Understanding locale settings

This is an introduction to application locale definition.

It is critical to understand how the different components of a program handle locale settings. Each component (i.e. runtime system, database server, database client software, front-end, and terminal emulator) have to be configured properly to get the correct character set conversions through the whole chain. The chain starts on the end-user workstation with front-end windows and ends in the database storage files.

Figure 1 shows the different components of a Genero Business Development Language process.

The yellow rectangles show where locale configuration parameters have to be set:

  1. The source files are encoded in a given character set. When compiling sources (fglcomp, fglform), the compilers use the OS locale (LANG/LC_ALL) to encode the resulting program files (.42m, .42f). For more details, see Defining the application locale.
    Important: When compiling, make sure that the LANG/LC_ALL environment variables match the encoding of the source files.
  2. At runtime (fglrun), the OS locale (LANG/LC_ALL) for the runtime system must match the code set of the program files (.42m, .42f). For more details, see Defining the application locale.
    Important: At runtime, make sure that the LANG/LC_ALL environment variables match the encoding of the program files.
  3. The locale of the database client must match the locale of the runtime system. Each database vendor uses it's own locale configuration system. For more details, see Database client settings.
    Important: At runtime, make sure that the database client locale matches the application locale (i.e. LANG/LC_ALL).
  4. The locale of the database server defines the encoding for data on the server side. This encoding can be different from the database client locale (one can for example store the data in UTF-8, while client programs use ISO-8859-15), but it is usually the same character set. See database vendor documentation for more details.
  5. When using the TUI mode, the terminal emulator must be configured with the character set corresponding to the application locale (2).
The indicators (C) and (M) express:
  • (C): Both ends may use a different character encoding, but the conversion is done automatically.
  • (M): Both ends must use the same character encoding, because no conversion is done.
Figure: The Locale Settings schema

Locale settings diagram

The typical mistake is to forget to set the runtime system locale (LANG/LC_ALL), or the database client software locale.

A character string is just a set of bytes; The same code might represent different characters in different code sets. Therefore, systems cannot detect that the current locale is correct, and won't raise any error, except when a set of bytes does not represent a valid code point in the current codeset. For example, the Latin letter é with acute (UNICODE: U+00E9) will be encoded as 0xE9/233 in CP1252, but in CP437 it will be encoded with 0x82/130. The codes 233 or 130 are valid characters in both code sets. If the database uses CP1252, 233 will represent an é and 130 will represent a curved quote. If the client application uses CP437, the é will be encoded as 130, stored as a curved quote, then fetched from the database as is and displayed back as é in the CP437 code page.
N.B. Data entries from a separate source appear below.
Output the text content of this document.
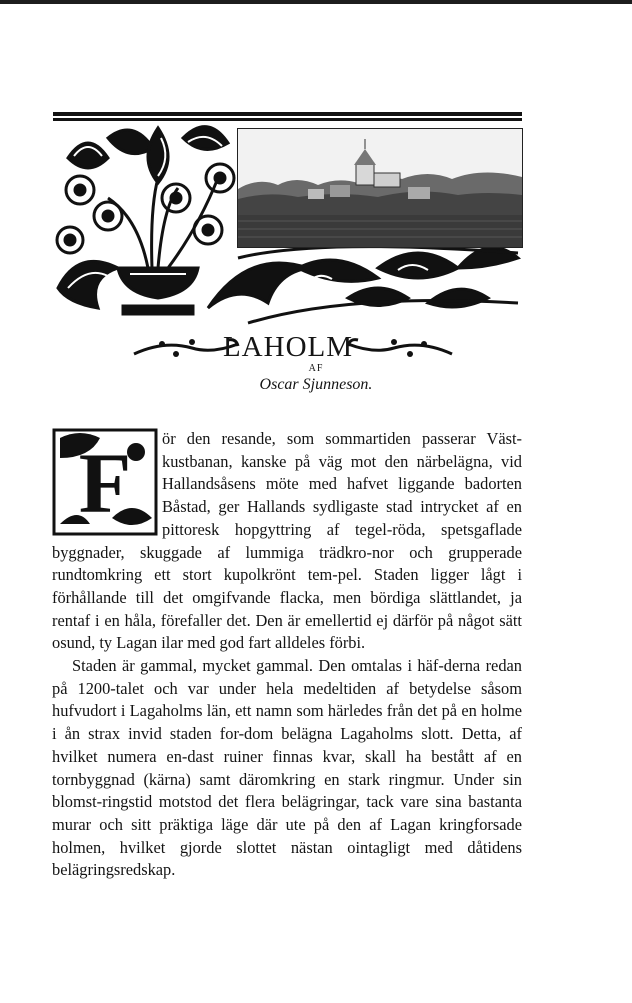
LAHOLM
AF
Oscar Sjunneson.
F	ör den resande, som sommartiden passerar Väst-kustbanan, kanske på väg mot den närbelägna, vid Hallandsåsens möte med hafvet liggande badorten Båstad, ger Hallands sydligaste stad intrycket af en pittoresk hopgyttring af tegel-röda, spetsgaflade byggnader, skuggade af lummiga trädkro-nor och grupperade rundtomkring ett stort kupolkrönt tem-pel. Staden ligger lågt i förhållande till det omgifvande flacka, men bördiga slättlandet, ja rentaf i en håla, förefaller det. Den är emellertid ej därför på något sätt osund, ty Lagan ilar med god fart alldeles förbi.

Staden är gammal, mycket gammal. Den omtalas i häf-derna redan på 1200-talet och var under hela medeltiden af betydelse såsom hufvudort i Lagaholms län, ett namn som härledes från det på en holme i ån strax invid staden for-dom belägna Lagaholms slott. Detta, af hvilket numera en-dast ruiner finnas kvar, skall ha bestått af en tornbyggnad (kärna) samt däromkring en stark ringmur. Under sin blomst-ringstid motstod det flera belägringar, tack vare sina bastanta murar och sitt präktiga läge där ute på den af Lagan kringforsade holmen, hvilket gjorde slottet nästan ointagligt med dåtidens belägringsredskap.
As result, the end user cannot see that the character stored in the database is actually wrong, until another properly configured DB client application queries the database.

Note: On recent UNIX™ systems, the default OS locale is UTF-8. If your application has been developed on an older system, it is probably using a single-byte character set like ISO-8859-1 or CP1252, and programs need to be executed in this encoding, instead of the UTF-8 locale.

It is also important to identify database server character set (in other words what code set characters are stored in the database). Usually the database character set is defined when creating a database entity.

The best way to test if the characters inserted in the database are correct is to use the database vendor SQL interpreter and select rows inserted from a BDL program. The rows most hold non-ASCII data to check if the code of the characters is correct. Some databases support the ASCII() or better, the UNICODE() SQL function to check the code of a character. Use such function to determine the value of a character in the database field. If the character code does not correspond to the expected value in the character set of the database server, there is a configuration mistake somewhere.

If you run a BDL application in TUI mode (or a batch program doing DISPLAYs), you must properly configure the code set in the terminal window (X11 xterm, Windows® CMD, putty, etc). If the terminal code set does not match the runtime system locale, you will get invalid characters displayed on the screen. On Windows platforms, the OEM code page of the CMD window can be queried/changed with the chcp command. On a Gnome terminal, go to the menu "Terminal" - "Set Character Encoding".